Time for more thinking on our print-and-play game tenatively titled Adventure Town. What I know I have is a game loop. I know what I want the play experience to be for the players.

One player rolls a handful of dice, and the dice are drafted; players convert those dice into currency, either by a direct conversion or using a detail on their board, showing which dice they took and what they used them for. Then, players can spend coin on their turn to build things in the town.

With this simple game loop, we define some boundaries of the game. Let’s go over them in terms of wants:


I want a key player to roll some dice, then I want the dice drafted; the player who rolled them gets the biggest share, then the next player gets fewer, then hopefully the next player gets fewer and fewer and so on. I want this number of dice to be large enough that it’s hard to ‘hate’ draft – if you’re passing five dice, you can’t really rely on taking away the one die someone two seats away might want.

I want players to care about what happens when the dice are rolled, but not stress too much about what other players are doing except in a general sense. I want people to care less about individual short-term actions, and more about what they see their opponents trying to do.

I want players to feel like they’re in charge of something. I see them as representing a group, but also making changes to the town as the game goes on. This could make them big and wealthy landowners, but if they were, why would they be hanging around in podunk nowhere? Seems better to have players represent groups – maybe family businesses, investors, workers, cults and guilds.

I want players to have their own play space, and I want them to have a common board space. I can use the common space to track things that people do to affect everyone – in this case, I want them to play and deal with the idea of the town space to see players marking territory and claiming ground. I don’t want the town board to lock options off from players, though – so I don’t want buildings to be only usable by the people who build on them.

I want the building of a building to be a little bit of an event. I want players to recognise that they’re doing something that’s kind of cool, and maybe get to mark it, or sign it.

I want the game board to change. I don’t want to remove buildings that are already in place, though, because that seems to represent a traumatic destruction of the board. Also, players are mostly interacting with the board with pens or pencils, which don’t show destruction as easily as they do creation. Even a big ole x through a square can be missed by comparison.

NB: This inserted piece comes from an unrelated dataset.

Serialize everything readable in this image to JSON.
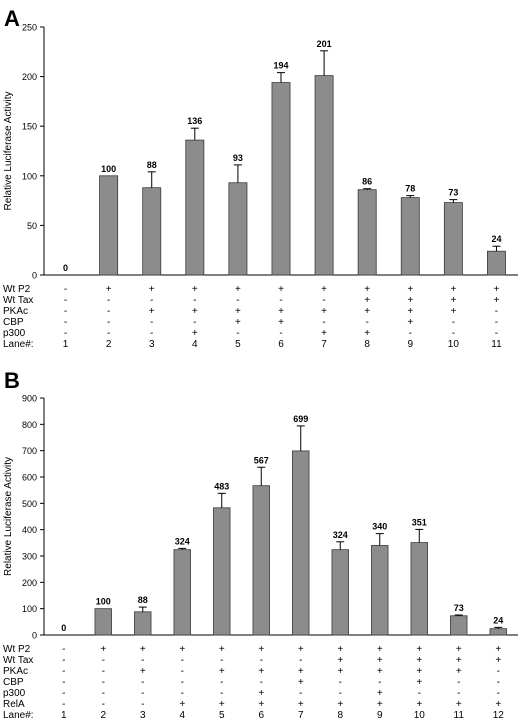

I want there to be some feeling of procession through time. So with the desire for board change as well, I think I want to create the feeling people are moving through the town.


With these wants in mind, here’s an example of the ‘town’ board I have in mind.

This design means that each turn, from the deck of adventurers, three adventurers arrive, and they trigger things in town. This means each turn cycle has players doing things, building an investment in the town, and then adventurers turn up, and the town does things based on those investments. This could, if I do it right, play out a bit like Machi Koro, except instead of rolled dice, it’s a sequence of adventurers.

Problems with this board off the top of my head:

This might wind up being too tight! I might decide to make the town squares bigger, and not include a space on this board for those cards. I may not need 3 slots, or I may need more than 3 slots. After all, they don’t need to be on the board, and the deck won’t have room to live on the board.

  • The town squares might be too small at a glance.
  • The town squares don’t have to be squares. They could be rectangles, fill out this space in
  • I might have too many town squares. I might want to make it a 9×9 or 4×4 grid, or maybe get a little odder, with some buildings occupying multiple squares, perhaps signifying their importance.
  • I might not want there to be a tree relation between spaces. As it is, I put in the lines to give myself a vague idea of what I was doing, but it’s by no means essential.